Taking active screening and testing into account, Mkhize said the COVID-19 advisory group felt there was not a “huge indication” of a big increase in new cases at this stage.
Mkhize further highlighted that Karim’s infection criteria are not the only considerations when deciding on extending the lockdown.
He said they are also looking at the economic impact of the lockdown, people going hungry, and creating a sustainable environment to curb the spread of the virus.
He said the government wants to contain the spread of COVID-19 in a way which will also allow people to work, earn a salary, and have enough food to eat.
After the lockdown won’t be business as usual
While the lockdown may not be extended beyond 30 April, government officials have made it clear that it also won’t be lifted immediately.

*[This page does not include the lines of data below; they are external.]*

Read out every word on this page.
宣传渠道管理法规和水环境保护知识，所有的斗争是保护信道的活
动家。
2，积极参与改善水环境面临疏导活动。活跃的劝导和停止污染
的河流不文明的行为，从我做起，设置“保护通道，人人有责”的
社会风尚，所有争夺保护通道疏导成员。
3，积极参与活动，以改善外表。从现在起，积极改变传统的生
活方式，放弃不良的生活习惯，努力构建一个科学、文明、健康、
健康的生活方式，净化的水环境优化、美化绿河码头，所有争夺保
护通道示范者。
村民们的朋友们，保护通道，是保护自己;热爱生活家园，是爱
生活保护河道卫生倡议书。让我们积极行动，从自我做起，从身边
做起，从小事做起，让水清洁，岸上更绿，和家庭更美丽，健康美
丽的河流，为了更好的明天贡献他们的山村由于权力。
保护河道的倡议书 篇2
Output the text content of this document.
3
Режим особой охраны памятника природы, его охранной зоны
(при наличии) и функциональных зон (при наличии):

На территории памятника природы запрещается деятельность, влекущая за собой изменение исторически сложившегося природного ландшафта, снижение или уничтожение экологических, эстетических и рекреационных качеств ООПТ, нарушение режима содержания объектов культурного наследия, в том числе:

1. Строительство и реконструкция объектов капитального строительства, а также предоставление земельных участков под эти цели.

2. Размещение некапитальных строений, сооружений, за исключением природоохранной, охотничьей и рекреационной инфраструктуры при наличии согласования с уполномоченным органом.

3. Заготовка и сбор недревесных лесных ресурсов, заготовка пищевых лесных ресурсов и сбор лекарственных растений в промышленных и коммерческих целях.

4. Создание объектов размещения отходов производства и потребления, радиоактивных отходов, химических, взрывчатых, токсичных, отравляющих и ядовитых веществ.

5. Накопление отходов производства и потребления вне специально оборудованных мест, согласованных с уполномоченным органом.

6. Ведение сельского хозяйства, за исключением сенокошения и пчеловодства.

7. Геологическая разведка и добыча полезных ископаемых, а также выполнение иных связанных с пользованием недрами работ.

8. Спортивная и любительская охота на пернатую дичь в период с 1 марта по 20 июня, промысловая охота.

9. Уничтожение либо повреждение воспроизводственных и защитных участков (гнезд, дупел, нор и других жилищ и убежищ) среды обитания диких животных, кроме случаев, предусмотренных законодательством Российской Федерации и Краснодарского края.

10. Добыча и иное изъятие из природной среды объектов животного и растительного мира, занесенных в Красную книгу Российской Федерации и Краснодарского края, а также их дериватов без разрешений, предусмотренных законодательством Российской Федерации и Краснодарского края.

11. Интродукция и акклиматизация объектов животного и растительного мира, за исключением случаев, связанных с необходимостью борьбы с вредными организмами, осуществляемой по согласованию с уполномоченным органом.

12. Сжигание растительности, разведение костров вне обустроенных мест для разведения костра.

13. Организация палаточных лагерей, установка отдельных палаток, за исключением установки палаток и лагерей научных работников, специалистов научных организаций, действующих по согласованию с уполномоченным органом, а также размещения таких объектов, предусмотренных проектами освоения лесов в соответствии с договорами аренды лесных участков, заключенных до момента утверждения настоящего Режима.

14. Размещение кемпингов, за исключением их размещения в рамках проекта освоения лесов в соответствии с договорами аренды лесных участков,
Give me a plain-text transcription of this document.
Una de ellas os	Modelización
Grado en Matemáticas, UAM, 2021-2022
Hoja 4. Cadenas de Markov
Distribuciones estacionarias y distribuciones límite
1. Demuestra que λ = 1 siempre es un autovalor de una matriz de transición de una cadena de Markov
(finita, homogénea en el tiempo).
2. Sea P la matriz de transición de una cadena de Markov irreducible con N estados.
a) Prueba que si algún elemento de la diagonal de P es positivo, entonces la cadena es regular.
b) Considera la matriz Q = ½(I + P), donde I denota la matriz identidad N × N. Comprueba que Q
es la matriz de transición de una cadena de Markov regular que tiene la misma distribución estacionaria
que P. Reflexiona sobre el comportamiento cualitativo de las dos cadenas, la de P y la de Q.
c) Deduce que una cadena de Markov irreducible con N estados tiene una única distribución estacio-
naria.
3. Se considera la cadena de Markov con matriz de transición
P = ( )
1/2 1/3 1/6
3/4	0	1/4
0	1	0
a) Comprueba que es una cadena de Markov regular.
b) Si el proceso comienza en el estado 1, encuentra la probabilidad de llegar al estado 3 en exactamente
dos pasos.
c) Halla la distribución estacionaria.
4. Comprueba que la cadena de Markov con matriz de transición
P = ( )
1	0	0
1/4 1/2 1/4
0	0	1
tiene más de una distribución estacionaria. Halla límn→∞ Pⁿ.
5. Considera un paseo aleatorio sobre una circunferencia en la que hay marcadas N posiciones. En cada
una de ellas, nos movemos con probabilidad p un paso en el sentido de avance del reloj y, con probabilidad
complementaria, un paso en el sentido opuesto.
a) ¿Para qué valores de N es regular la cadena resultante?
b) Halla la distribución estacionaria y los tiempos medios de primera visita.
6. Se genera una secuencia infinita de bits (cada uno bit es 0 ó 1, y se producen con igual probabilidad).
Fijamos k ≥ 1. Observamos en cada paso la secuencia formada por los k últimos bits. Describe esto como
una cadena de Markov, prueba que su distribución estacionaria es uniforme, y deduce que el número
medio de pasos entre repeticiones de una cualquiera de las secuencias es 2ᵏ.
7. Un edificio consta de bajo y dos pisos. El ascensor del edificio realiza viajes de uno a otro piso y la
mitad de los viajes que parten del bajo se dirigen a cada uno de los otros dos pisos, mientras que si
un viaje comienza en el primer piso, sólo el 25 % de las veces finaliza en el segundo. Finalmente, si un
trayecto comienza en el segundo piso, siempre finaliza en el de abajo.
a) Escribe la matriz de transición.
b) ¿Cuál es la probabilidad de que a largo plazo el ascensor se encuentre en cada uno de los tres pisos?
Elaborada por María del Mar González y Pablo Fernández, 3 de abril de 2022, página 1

Minister of Cooperative Governance and Traditional Affairs Nkosazana Dlamini-Zuma said that should the lockdown not be extended beyond 30 April, it also won’t suddenly end.
“We can’t open the floodgates,” she said.
Her statements echo earlier remarks from Karim, who said that certain limitations will remain in effect even after the official lockdown ends.
Dlamini-Zuma also stated that certain restrictions are likely to remain in force “for a very long time”.
She said the current restrictions will be adapted on a weekly basis. These changes will include industry sectors being allowed to operate again as the restrictions are gradually eased.
Karim said that in addition to certain limitations remaining in place, such as those on travel and large gatherings, there will also be a programme of constant coronavirus surveillance to ensure the spread of the virus is kept in check.
Specifically, this will include a regular national surveillance day for schools, mines, prisons, and big companies to screen people for the coronavirus. This will happen one day per month, or more regularly.
The government wants to use 5% of staff from emergency rooms, ICUs, and respiratory units to be part of this national surveillance programme.